Requests for insight from public-television executives were turned down. Others in the business (who spoke on condition they wouldn't be named) acknowledged the possible conflict, but pointed out it would be cost-prohibitive to add video advisories to the start and/or end of each program, noting that information in the program may be dated. And pulling the popular episodes isn't being considered.
The Society of American Travel Writers (SATW), of which Steves' company is a member, was queried about the dilemma of keeping information accurate in a financially tenuous economy. Its president, Betsa Marsh, wrote the following in response:
"The reality of travel content -- web, print or broadcast -- is that its strongest influence, as with all journalism, is the current moment. We know any travel and tourism feature may have a short shelf life and may suddenly be overtaken by events.

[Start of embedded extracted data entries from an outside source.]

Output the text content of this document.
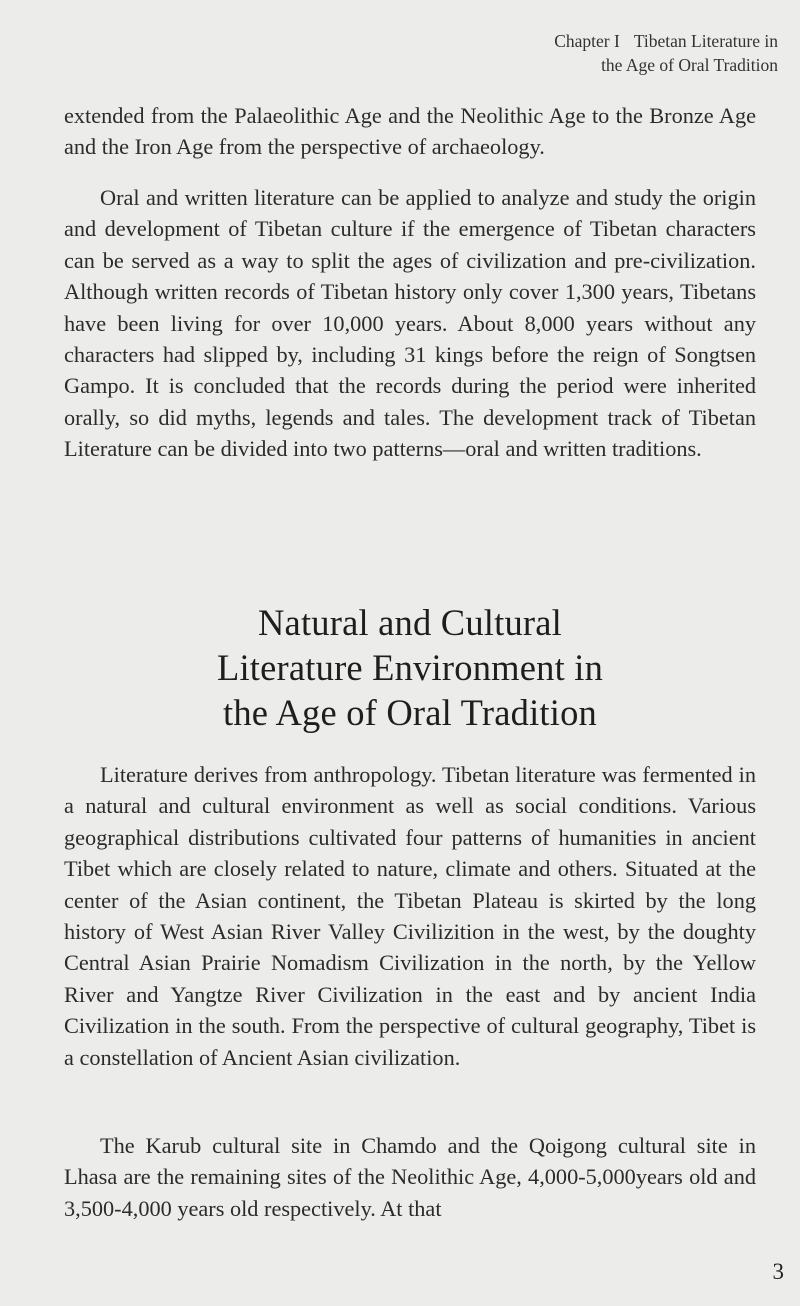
Chapter I Tibetan Literature in
the Age of Oral Tradition

extended from the Palaeolithic Age and the Neolithic Age to the Bronze Age and the Iron Age from the perspective of archaeology.

Oral and written literature can be applied to analyze and study the origin and development of Tibetan culture if the emergence of Tibetan characters can be served as a way to split the ages of civilization and pre-civilization. Although written records of Tibetan history only cover 1,300 years, Tibetans have been living for over 10,000 years. About 8,000 years without any characters had slipped by, including 31 kings before the reign of Songtsen Gampo. It is concluded that the records during the period were inherited orally, so did myths, legends and tales. The development track of Tibetan Literature can be divided into two patterns—oral and written traditions.

Natural and Cultural
Literature Environment in
the Age of Oral Tradition

Literature derives from anthropology. Tibetan literature was fermented in a natural and cultural environment as well as social conditions. Various geographical distributions cultivated four patterns of humanities in ancient Tibet which are closely related to nature, climate and others. Situated at the center of the Asian continent, the Tibetan Plateau is skirted by the long history of West Asian River Valley Civilizition in the west, by the doughty Central Asian Prairie Nomadism Civilization in the north, by the Yellow River and Yangtze River Civilization in the east and by ancient India Civilization in the south. From the perspective of cultural geography, Tibet is a constellation of Ancient Asian civilization.

The Karub cultural site in Chamdo and the Qoigong cultural site in Lhasa are the remaining sites of the Neolithic Age, 4,000-5,000years old and 3,500-4,000 years old respectively. At that

3
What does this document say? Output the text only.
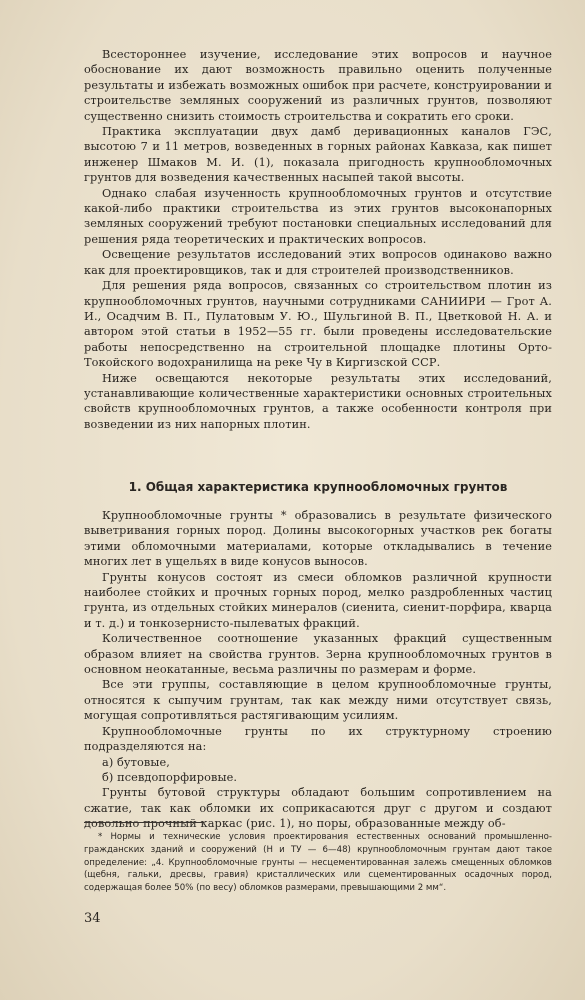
Всестороннее изучение, исследование этих вопросов и научное обоснование их дают возможность правильно оценить полученные результаты и избежать возможных ошибок при расчете, конструировании и строительстве земляных сооружений из различных грунтов, позволяют существенно снизить стоимость строительства и сократить его сроки.

Практика эксплуатации двух дамб деривационных каналов ГЭС, высотою 7 и 11 метров, возведенных в горных районах Кавказа, как пишет инженер Шмаков М. И. (1), показала пригодность крупнообломочных грунтов для возведения качественных насыпей такой высоты.

Однако слабая изученность крупнообломочных грунтов и отсутствие какой-либо практики строительства из этих грунтов высоконапорных земляных сооружений требуют постановки специальных исследований для решения ряда теоретических и практических вопросов.

Освещение результатов исследований этих вопросов одинаково важно как для проектировщиков, так и для строителей производственников.

Для решения ряда вопросов, связанных со строительством плотин из крупнообломочных грунтов, научными сотрудниками САНИИРИ — Грот А. И., Осадчим В. П., Пулатовым У. Ю., Шульгиной В. П., Цветковой Н. А. и автором этой статьи в 1952—55 гг. были проведены исследовательские работы непосредственно на строительной площадке плотины Орто-Токойского водохранилища на реке Чу в Киргизской ССР.

Ниже освещаются некоторые результаты этих исследований, устанавливающие количественные характеристики основных строительных свойств крупнообломочных грунтов, а также особенности контроля при возведении из них напорных плотин.

1. Общая характеристика крупнообломочных грунтов

Крупнообломочные грунты * образовались в результате физического выветривания горных пород. Долины высокогорных участков рек богаты этими обломочными материалами, которые откладывались в течение многих лет в ущельях в виде конусов выносов.

Грунты конусов состоят из смеси обломков различной крупности наиболее стойких и прочных горных пород, мелко раздробленных частиц грунта, из отдельных стойких минералов (сиенита, сиенит-порфира, кварца и т. д.) и тонкозернисто-пылеватых фракций.

Количественное соотношение указанных фракций существенным образом влияет на свойства грунтов. Зерна крупнообломочных грунтов в основном неокатанные, весьма различны по размерам и форме.

Все эти группы, составляющие в целом крупнообломочные грунты, относятся к сыпучим грунтам, так как между ними отсутствует связь, могущая сопротивляться растягивающим усилиям.

Крупнообломочные грунты по их структурному строению подразделяются на:

а) бутовые,

б) псевдопорфировые.

Грунты бутовой структуры обладают большим сопротивлением на сжатие, так как обломки их соприкасаются друг с другом и создают довольно прочный каркас (рис. 1), но поры, образованные между об-

* Нормы и технические условия проектирования естественных оснований промышленно-гражданских зданий и сооружений (Н и ТУ — 6—48) крупнообломочным грунтам дают такое определение: „4. Крупнообломочные грунты — несцементированная залежь смещенных обломков (щебня, гальки, дресвы, гравия) кристаллических или сцементированных осадочных пород, содержащая более 50% (по весу) обломков размерами, превышающими 2 мм“.

34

"It's also important to know SATW members -- 1,200 travel writers, photographers and public relations professionals -- chiefly portray the history, culture, attractions, and people of global sites. SATW was founded in 1955, and as an association we have our own ever-evolving history, just like the sites, monuments, and travel industry our members cover worldwide. Our members create mobile apps, websites, blogs, and use social media. In all these media, our members work hard to give current and timeless value to the travel information.
"As we travel the world, we're also aware events may alter the pieces we're working on, so as travel professionals we strive to anticipate industry and consumer trends. Like all memorable journalism, good travel writing captures the moment while withstanding the vagaries of time and technological change."
Public TV executives contacted for this story pointed out Steves' author blogs, newspaper columns and other materials that convey current information, unlike some of the television programs. Two of them separately advised to use the television shows as a general knowledge base, but check the information against the more-current guidebooks, newsletters and other more malleable materials.
In other words, if you enjoy the pictures but don't allow the words to take root in your mind, there's really not an issue. That does not seem to be the type of advisory most journalists would want attached to their work. Yet, unwieldy as that practice might be, it does alleviate the worry factor.
So long, that is, as you don't make the TV your last stop before embarking.